1USC Plastic and Reconstructive Surgery, Los Angeles, CA, USA, 2City of Hope Comprehensive Cancer Center, Los Angeles, CA, USA.

PURPOSE: In the setting of robust soft-tissue coverage and appropriate patient selection, prepectoral implant breast reconstruction provides a viable alternative to partial or total submuscular reconstruction. This approach avoids breast animation deformity, reduces postoperative pain, and achieves favorable cosmetic outcomes. However, most prepectoral placement techniques describe complete acellular dermal matrix (ADM) coverage of the implant. Full coverage requires a greater surface area of ADM than comparable subpectoral implant procedures, increasing healthcare expenditures as well as consumption of a limited resource. Given the ongoing manufacturer shortages of ADM, our institution sought to find a more sustainable approach. We present a method of prepectoral breast reconstruction that applies a skin graft meshing technique to increase the surface area of usable dermal matrix, while still maintaining structural support.

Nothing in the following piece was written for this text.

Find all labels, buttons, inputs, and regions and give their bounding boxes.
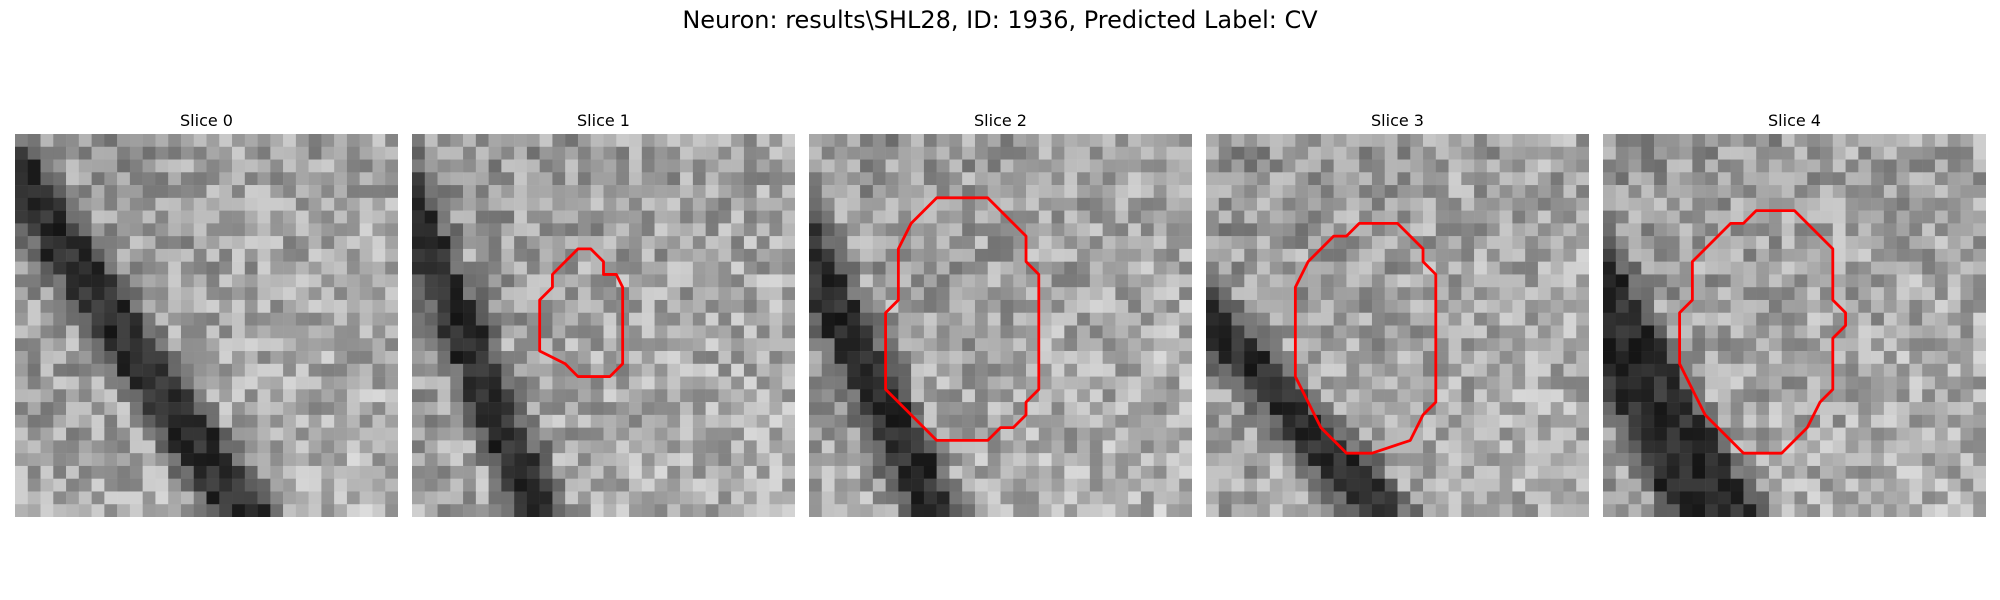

METHODS: We performed a retrospective review of all patients who underwent prepectoral implant breast reconstruction using meshed ADM at our institution. Surgical technique was uniform across cases. Adequate mastectomy flap perfusion was first confirmed intraoperatively with indocyanine green angiography. The size of the allograft sheet was chosen based on implant volume, then the ADM was passed through a 2:1 skin graft mesher. In all cases, a single sheet of allograft was sufficient to provide total anterior coverage of the device.
RESULTS: We identified 28 female patients who underwent prepectoral breast reconstruction using meshed ADM, over a one-year period. There were 8 unilateral procedures and 20 bilateral, for a total of 48 breasts reconstructed with this technique. 23 of the 48 mastectomies were performed prophylactically. Average patient age was 45 years old (range 32-71 years old), and average BMI was 27.0 kg/m2 (range 19-45 kg/m2). There was no history of radiation in any of the reconstructed breasts. No patients were active smokers or insulin-dependent diabetics. Two patients had tissue expanders placed while the rest were direct-to-implant, with volumes ranging from 275 cc to 745 cc (median volume 450 cc). The average surface area of ADM used per breast reconstruction was 165 cm2. Average duration of follow-up was 3 months. Postoperative complications included one suture abscess, and one patient who developed unilateral implant infection. She underwent breast washout and implant exchange with an identical prepectoral construct, followed by a course of intravenous antibiotics, after which her infection fully resolved. To date, no patients have lost their reconstructions or experienced capsular contracture. All patients have expressed satisfaction with the aesthetic appearance of their breasts.
CONCLUSION:
Prepectoral reconstruction with meshed ADM offers reliable and aesthetically pleasing outcomes. In contrast to previously described techniques of prepectoral breast reconstruction requiring multiple pieces of ADM, meshing optimizes resource utilization by facilitating the use of a single sheet of allograft. Although our data lacks long term follow-up, early findings demonstrate minimal complications and high patient satisfaction, suggesting that this approach can provide the benefits of prepectoral implant reconstruction while responsibly preserving product availability and tempering healthcare costs.